It's primary night in Massachusetts! Time for me to lay down my marker and level my predictions.
MA-Sen: Markey over Kennedy (+/- 10 points). It's hard to remember, but at the start of this race Joe Kennedy really tried to sell this as another example of fresh blood displacing an old, out-of-touch member of the establishment who'd been in Congress for decades. Markey did a fabulous job of flipping the narrative on its head, positioning himself as the progressive champion in the race, and Kennedy never really had a good answer to why Markey deserved to be replaced. A Kennedy has never lost a race in Massachusetts, but I think that streak ends tonight.
MA-01: Neal over Morse (high single digits). I don't think this is that gutsy a pick. If Morse loses narrowly, many folks will say that the big story that broke a few weeks ago (he hooked up with college students while a lecturer at U. Mass-Amherst) likely cost him the race. So more ambitious claim (conveniently unfalsifiable) is that this "scandal" actually helped Morse more than it hurt him. Not only did the narrative quickly coalesce that he didn't really do anything wrong, but it brought Morse a ton of attention and progressive support as another insurgent candidate unfairly targeted by the big bad establishment. Indivisible, for example, went all in for Morse immediately after this controversy hit the papers after being relatively quiet in the run up. I think the attention and (more importantly) anti-establishment cred Morse got is what will make this race as close as it is. But it won't be enough, and Neal will survive another term.
MA-04: [No clue]. There are a million candidates in the race to succeed Joe Kennedy, and all the polls agree they're all tightly bunched together. I have no idea who will win, or any idea who I want to win.
MA-08: Lynch over Goldstein (low double digits). In a different world, this would be the marquee progressive House challenge in Massachusetts this cycle. Stephen Lynch has always been well to the right of the district, cutting a Dan Lipinski-like path through a solidly blue constituency.

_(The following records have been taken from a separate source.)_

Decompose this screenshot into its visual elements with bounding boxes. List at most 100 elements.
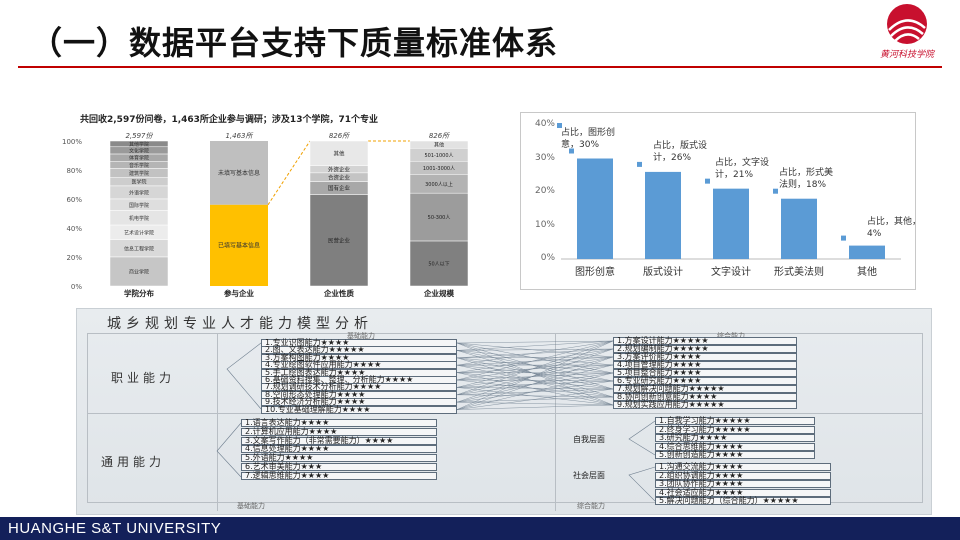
survey-stacked-bars: 100% 80% 60% 40% 20% 0% 2,597份 1,463所 826所 826所学院… xyxy=(62,132,469,298)
logo-text: 黄河科技学院 xyxy=(879,50,934,60)
footer-basic-label: 基础能力 xyxy=(237,502,265,510)
general-self-box xyxy=(655,434,815,443)
x-category-label: 图形创意 xyxy=(575,267,615,278)
general-social-box xyxy=(655,471,831,480)
professional-comprehensive-text: 4.项目管理能力★★★★ xyxy=(617,360,702,369)
bar-data-label: 占比，其他，4% xyxy=(867,216,922,239)
professional-comprehensive-text: 3.方案评价能力★★★★ xyxy=(617,352,702,361)
size-segment-label: 501-1000人 xyxy=(424,153,453,159)
general-basic-box xyxy=(241,471,437,480)
nature-segment-label: 国有企业 xyxy=(328,184,351,192)
bar-chart-plot xyxy=(557,123,901,260)
survey-total-label: 826所 xyxy=(329,132,350,140)
general-basic-text: 7.逻辑思维能力★★★★ xyxy=(245,470,330,480)
model-divider xyxy=(87,413,923,414)
general-basic-text: 6.艺术审美能力★★★ xyxy=(245,462,323,471)
professional-basic-text: 3.方案构图能力★★★★ xyxy=(265,352,350,362)
row-header-general: 通用能力 xyxy=(101,455,166,469)
professional-basic-text: 6.基础资料搜集、整理、分析能力★★★★ xyxy=(265,375,414,384)
bar xyxy=(645,171,681,259)
enterprise-filled-bar xyxy=(210,204,268,286)
footer-comprehensive-label: 综合能力 xyxy=(577,502,605,510)
general-social-text: 5.解决问题能力（综合能力）★★★★★ xyxy=(659,496,799,506)
general-self-box xyxy=(655,442,815,451)
survey-caption: 共回收2,597份问卷，1,463所企业参与调研；涉及13个学院，71个专业 xyxy=(80,115,378,125)
professional-basic-text: 9.技术经济分析能力★★★★ xyxy=(265,397,366,407)
professional-comprehensive-text: 6.专业研究能力★★★★ xyxy=(617,376,702,385)
y-tick-label: 0% xyxy=(540,253,555,263)
professional-basic-text: 2.图、文表达能力★★★★★ xyxy=(265,345,365,355)
college-segment-label: 文化学院 xyxy=(129,147,149,154)
general-self-text: 2.终身学习能力★★★★★ xyxy=(659,424,751,434)
enterprise-filled-label: 已填写基本信息 xyxy=(218,241,260,249)
professional-basic-text: 8.空间形态处理能力★★★★ xyxy=(265,389,366,399)
footer-bar: HUANGHE S&T UNIVERSITY xyxy=(0,517,960,540)
college-segment xyxy=(109,256,169,287)
general-basic-text: 5.外语能力★★★★ xyxy=(245,453,314,463)
bar xyxy=(713,188,749,259)
page-title: （一）数据平台支持下质量标准体系 xyxy=(30,24,559,62)
bar-data-label: 占比，文字设计，21% xyxy=(715,157,770,180)
size-segment-label: 3000人以上 xyxy=(425,181,453,188)
bar xyxy=(577,158,613,259)
survey-total-label: 2,597份 xyxy=(125,132,153,140)
model-title: 城乡规划专业人才能力模型分析 xyxy=(107,316,373,332)
survey-y-tick: 100% xyxy=(62,138,82,146)
general-self-box xyxy=(655,425,815,434)
nature-segment-label: 外资企业 xyxy=(328,165,351,173)
general-self-box xyxy=(655,417,815,425)
general-self-text: 5.创新创造能力★★★★ xyxy=(659,450,744,460)
y-tick-label: 40% xyxy=(534,119,555,129)
professional-comprehensive-box xyxy=(613,337,797,345)
professional-comprehensive-text: 5.项目整合能力★★★★ xyxy=(617,368,702,377)
model-divider xyxy=(555,333,556,511)
professional-comprehensive-text: 8.协同创新创意能力★★★★ xyxy=(617,392,718,401)
survey-y-tick: 60% xyxy=(66,196,82,204)
professional-comprehensive-box xyxy=(613,345,797,353)
professional-comprehensive-text: 7.规划解决问题能力★★★★★ xyxy=(617,384,725,393)
x-category-label: 版式设计 xyxy=(643,267,683,278)
x-category-label: 其他 xyxy=(857,267,877,278)
general-basic-box xyxy=(241,454,437,463)
data-label-marker xyxy=(841,235,846,241)
college-segment-label: 艺术设计学院 xyxy=(124,229,154,236)
col-header-comprehensive: 综合能力 xyxy=(717,332,745,340)
college-segment-label: 外语学院 xyxy=(129,189,149,196)
design-skill-bar-chart: 40% 30% 20% 10% 0% 图形创意 占比，图形创意，30% 版式设计 占比，版式设计… xyxy=(520,112,921,290)
survey-y-tick: 0% xyxy=(71,283,82,291)
survey-y-tick: 20% xyxy=(66,254,82,262)
bar-data-label: 占比，图形创意，30% xyxy=(561,127,616,150)
professional-basic-text: 5.手工绘图表达能力★★★★ xyxy=(265,367,366,377)
size-segment xyxy=(409,240,469,287)
college-segment-label: 音乐学院 xyxy=(129,162,149,169)
general-basic-box xyxy=(241,436,437,445)
professional-comprehensive-box xyxy=(613,369,797,377)
social-level-label: 社会层面 xyxy=(573,471,605,480)
professional-basic-text: 1.专业识图能力★★★★ xyxy=(265,338,350,347)
general-social-box xyxy=(655,497,831,506)
college-segment-label: 其他学院 xyxy=(129,141,149,148)
professional-comprehensive-box xyxy=(613,361,797,369)
college-segment-label: 机电学院 xyxy=(129,215,149,222)
college-segment-label: 建筑学院 xyxy=(129,170,149,177)
professional-basic-box xyxy=(261,405,457,414)
general-basic-box xyxy=(241,427,437,436)
nature-segment xyxy=(309,140,369,166)
nature-segment-label: 民营企业 xyxy=(328,236,351,244)
professional-comprehensive-text: 9.规划实践应用能力★★★★★ xyxy=(617,400,725,409)
x-category-label: 形式美法则 xyxy=(774,267,824,278)
self-level-label: 自我层面 xyxy=(573,435,605,444)
survey-category-label: 参与企业 xyxy=(224,288,254,298)
college-segment-label: 信息工程学院 xyxy=(124,245,154,252)
general-basic-text: 2.计算机应用能力★★★★ xyxy=(245,426,338,436)
bar-data-label: 占比，形式美法则，18% xyxy=(779,167,834,190)
model-frame xyxy=(87,333,923,503)
enterprise-unfilled-label: 未填写基本信息 xyxy=(218,169,260,177)
nature-segment xyxy=(309,194,369,287)
size-segment xyxy=(409,192,469,242)
data-label-marker xyxy=(637,161,642,167)
data-label-marker xyxy=(557,123,562,128)
general-social-box xyxy=(655,480,831,489)
survey-y-tick: 80% xyxy=(66,167,82,175)
professional-basic-text: 4.专业绘图软件应用能力★★★★ xyxy=(265,360,382,370)
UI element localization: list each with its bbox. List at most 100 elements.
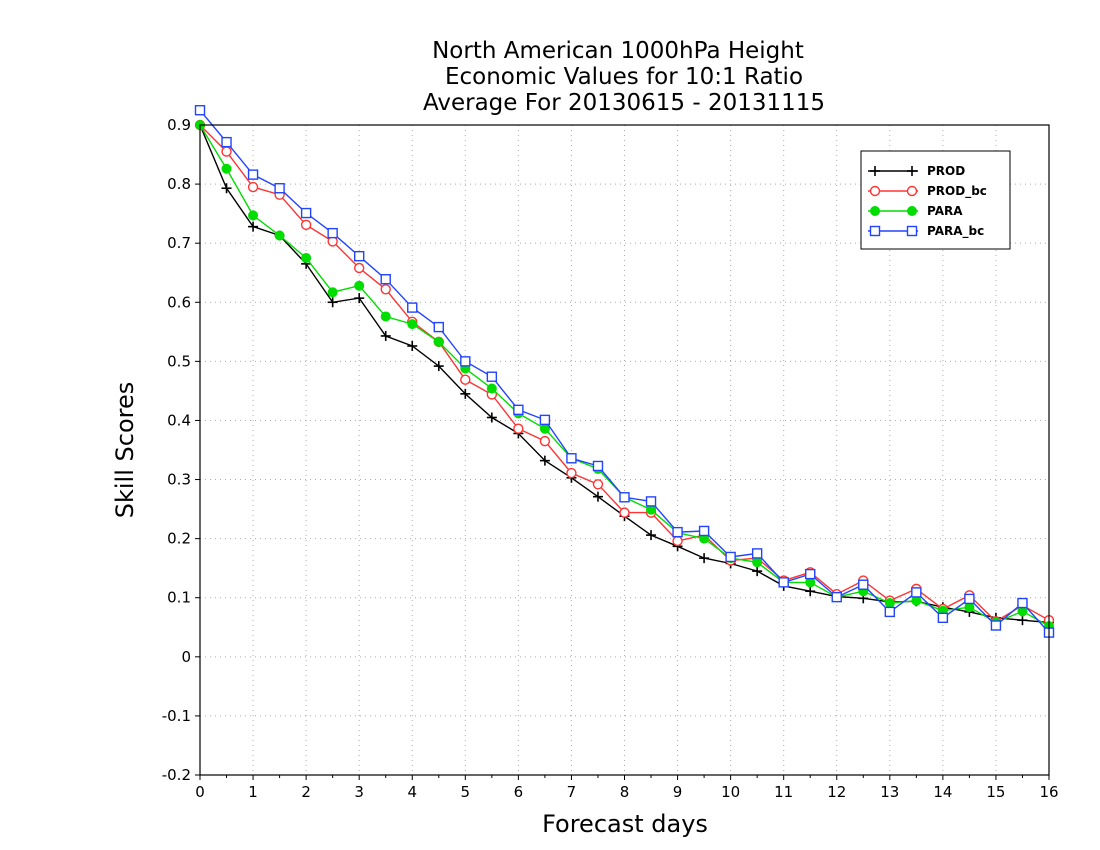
data-point-prod — [486, 412, 497, 423]
data-point-para-bc — [990, 620, 1002, 631]
legend: PROD PROD_bc PARA PARA_bc — [860, 150, 1011, 250]
x-tick-label: 5 — [461, 783, 471, 801]
data-point-prod-bc — [221, 146, 232, 157]
data-point-prod — [539, 455, 550, 466]
data-point-para-bc — [645, 496, 657, 507]
data-point-prod — [354, 293, 365, 304]
legend-marker-right — [906, 225, 918, 237]
x-tick-label: 12 — [827, 783, 846, 801]
data-point-para-bc — [964, 593, 975, 605]
x-tick-label: 6 — [514, 783, 524, 801]
data-point-prod — [699, 553, 710, 564]
data-point-prod-bc — [380, 284, 391, 295]
data-point-para-bc — [858, 579, 869, 590]
data-point-prod — [248, 221, 259, 232]
data-point-para-bc — [619, 492, 630, 503]
x-tick-label: 2 — [301, 783, 311, 801]
y-tick-label: 0.1 — [167, 589, 191, 607]
y-tick-label: 0.7 — [167, 234, 191, 252]
data-point-prod-bc — [566, 467, 577, 479]
data-point-para-bc — [380, 274, 391, 285]
data-point-para — [248, 210, 259, 221]
data-point-prod — [460, 388, 471, 399]
data-point-prod-bc — [247, 181, 259, 193]
legend-marker-right — [906, 185, 918, 197]
data-point-prod — [805, 586, 816, 597]
data-point-prod-bc — [353, 262, 365, 274]
legend-label: PARA_bc — [927, 224, 984, 239]
data-point-para — [301, 252, 312, 263]
data-point-para-bc — [539, 414, 551, 426]
x-tick-label: 7 — [567, 783, 577, 801]
legend-marker-right — [907, 206, 917, 216]
legend-marker-left — [869, 185, 881, 197]
legend-label: PARA — [927, 204, 963, 218]
legend-item-prod-bc: PROD_bc — [868, 184, 987, 199]
data-point-para-bc — [911, 587, 922, 598]
data-point-prod-bc — [539, 435, 551, 447]
data-point-para-bc — [221, 136, 232, 148]
data-point-prod-bc — [300, 219, 312, 231]
x-tick-label: 0 — [195, 783, 205, 801]
x-tick-label: 9 — [673, 783, 683, 801]
data-point-prod-bc — [672, 535, 683, 547]
data-point-para-bc — [566, 453, 577, 464]
data-point-para-bc — [300, 207, 312, 219]
data-point-para-bc — [327, 227, 338, 239]
data-point-para-bc — [884, 606, 896, 618]
data-point-prod — [592, 491, 603, 502]
x-tick-label: 8 — [620, 783, 630, 801]
data-point-para — [274, 230, 285, 241]
grid-lines — [200, 125, 1049, 775]
x-tick-label: 13 — [880, 783, 899, 801]
data-point-para — [433, 336, 444, 347]
x-axis-title: Forecast days — [542, 810, 708, 838]
x-tick-label: 11 — [774, 783, 793, 801]
series-para-bc — [194, 105, 1055, 638]
x-tick-label: 14 — [933, 783, 952, 801]
y-tick-label: -0.1 — [162, 707, 191, 725]
data-point-prod-bc — [513, 423, 524, 434]
chart-title-line-3: Average For 20130615 - 20131115 — [423, 90, 825, 116]
y-tick-label: 0.3 — [167, 471, 191, 489]
data-point-para-bc — [751, 548, 763, 559]
legend-item-prod: PROD — [868, 164, 965, 178]
y-tick-label: 0.6 — [167, 293, 191, 311]
y-tick-label: 0.9 — [167, 116, 191, 134]
data-point-prod — [1017, 615, 1028, 626]
x-tick-label: 16 — [1039, 783, 1058, 801]
data-point-para — [354, 280, 365, 291]
data-point-prod — [407, 341, 418, 351]
data-point-prod — [380, 330, 391, 341]
legend-marker-left — [870, 206, 880, 216]
x-tick-label: 15 — [986, 783, 1005, 801]
x-tick-label: 4 — [407, 783, 417, 801]
data-point-para — [486, 383, 497, 394]
data-point-para-bc — [247, 169, 259, 180]
data-point-prod — [221, 183, 232, 194]
x-tick-label: 3 — [354, 783, 364, 801]
data-point-para-bc — [486, 371, 498, 382]
data-point-para-bc — [805, 568, 816, 580]
axes: 0 1 2 3 4 5 6 7 8 9 10 11 12 13 14 15 16-0.2-0.100.10.20… — [162, 116, 1059, 801]
legend-marker-left — [870, 166, 880, 176]
data-point-para — [380, 311, 391, 322]
chart-title: North American 1000hPa Height Economic V… — [423, 38, 825, 116]
data-point-prod-bc — [592, 479, 604, 490]
data-point-para-bc — [513, 404, 524, 416]
plot-frame — [199, 124, 1050, 776]
y-tick-label: 0 — [181, 648, 191, 666]
data-point-para-bc — [433, 321, 444, 333]
data-point-prod-bc — [460, 374, 471, 385]
data-point-para-bc — [1017, 597, 1028, 609]
legend-marker-right — [907, 166, 917, 176]
data-point-para — [221, 163, 232, 174]
legend-marker-left — [869, 225, 881, 237]
data-point-para-bc — [353, 250, 365, 262]
data-point-para-bc — [698, 525, 710, 537]
data-point-para-bc — [672, 526, 683, 538]
chart-title-line-2: Economic Values for 10:1 Ratio — [445, 64, 803, 90]
legend-label: PROD — [927, 164, 965, 178]
legend-item-para-bc: PARA_bc — [868, 224, 984, 239]
chart-title-line-1: North American 1000hPa Height — [432, 38, 804, 64]
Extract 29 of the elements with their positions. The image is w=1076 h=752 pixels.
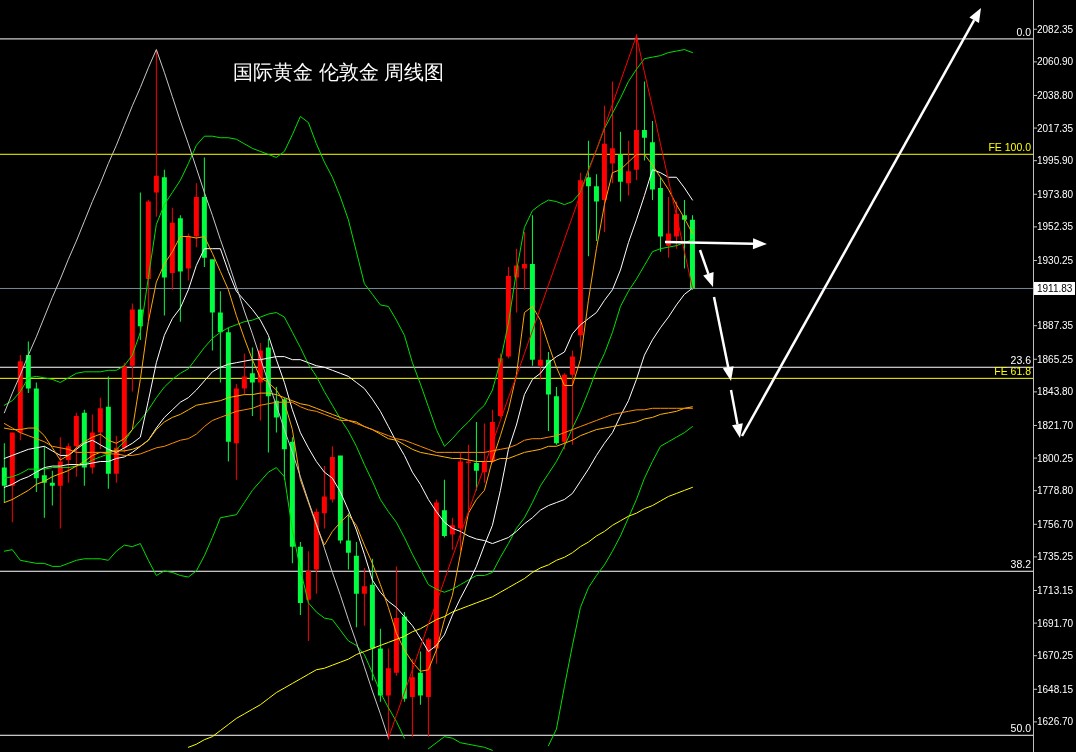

Robbie Goldstein is a solid candidate who's raised respectable sums, but he hasn't gotten the attention that Morse has received out west (the comparison of Morse vs. Goldstein's chances is another reason I think Morse was helped by the "scandal"). I expect Lynch to win, but maybe not by a particularly impressive margin -- and that might set-up a more serious challenge (whether by Goldstein or someone else) in 2022.